The firm has found this to be an especially viable point of contact as the nonprofit sector mirrors another trend of the for-profit world - an increase in merger and acquisition activity. One multi-service social services agency client, for example, acquired an organization that had two shelters for women, along with a small program for young girls. The agency chose to phase out the girls' program, and the local Boys & Girls Club took it over.

"We are really kind of working together to identify how a program can still exist, but maybe not within the organization," Budnick explained. "On our end, we helped with the financial planning relative to that." BlumShapiro also provides nonprofit clients with risk assessments, which cover general, fraud and IT-related risks.

"There have been a lot of fraudulent activities in nonprofits in the last five years," Budnick continued. "Once they start opening up the newspaper, board members are saying, 'Are we exposed to that?' We've been pressing them to do these [risk assessments] for years, and they're now starting to buy into it."



Five years ago, board members might have been equally surprised to find themselves in another section of the paper -- the ad pages, which, together with other marketing efforts, have become a greater necessity in today's tougher economy.

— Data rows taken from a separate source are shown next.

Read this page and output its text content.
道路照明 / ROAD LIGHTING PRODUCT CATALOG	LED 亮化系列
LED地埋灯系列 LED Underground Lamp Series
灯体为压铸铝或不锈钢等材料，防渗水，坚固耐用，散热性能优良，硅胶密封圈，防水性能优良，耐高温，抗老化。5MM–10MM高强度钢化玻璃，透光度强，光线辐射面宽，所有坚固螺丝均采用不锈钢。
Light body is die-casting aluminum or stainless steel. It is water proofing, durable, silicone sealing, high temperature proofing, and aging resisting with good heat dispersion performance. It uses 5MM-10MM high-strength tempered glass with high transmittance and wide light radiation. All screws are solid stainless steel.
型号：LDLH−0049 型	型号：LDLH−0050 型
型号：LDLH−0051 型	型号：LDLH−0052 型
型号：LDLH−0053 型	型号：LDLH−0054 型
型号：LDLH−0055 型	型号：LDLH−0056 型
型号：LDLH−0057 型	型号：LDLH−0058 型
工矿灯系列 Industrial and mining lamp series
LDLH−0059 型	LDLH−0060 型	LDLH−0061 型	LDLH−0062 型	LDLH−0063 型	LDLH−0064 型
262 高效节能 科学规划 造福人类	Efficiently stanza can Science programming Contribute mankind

The need has swelled enough that Raffa added marketing services to its practice within the last five to six months. The firm emphasizes branding for those three to four current clients, having recently gone through its own rebranding effort. "It gives a leg up in that sector, as nonprofits typically have not spent a lot of money because people are concerned that the money doesn't go into the programs," Raffa explained. "The thing within this country is that nonprofit clients are not supposed to be risk-takers, and shouldn't be pushing that much. We get them used to the idea of spending a little more money on doing something they're not used to doing, in order to become larger and serve more people. The tasks they have are overwhelming, but the dollars often aren't. Business grows through branding, advertising, taking risks -- and getting the best talent you can."

That last category being one that many multi-service accounting firms hope they can help fulfill.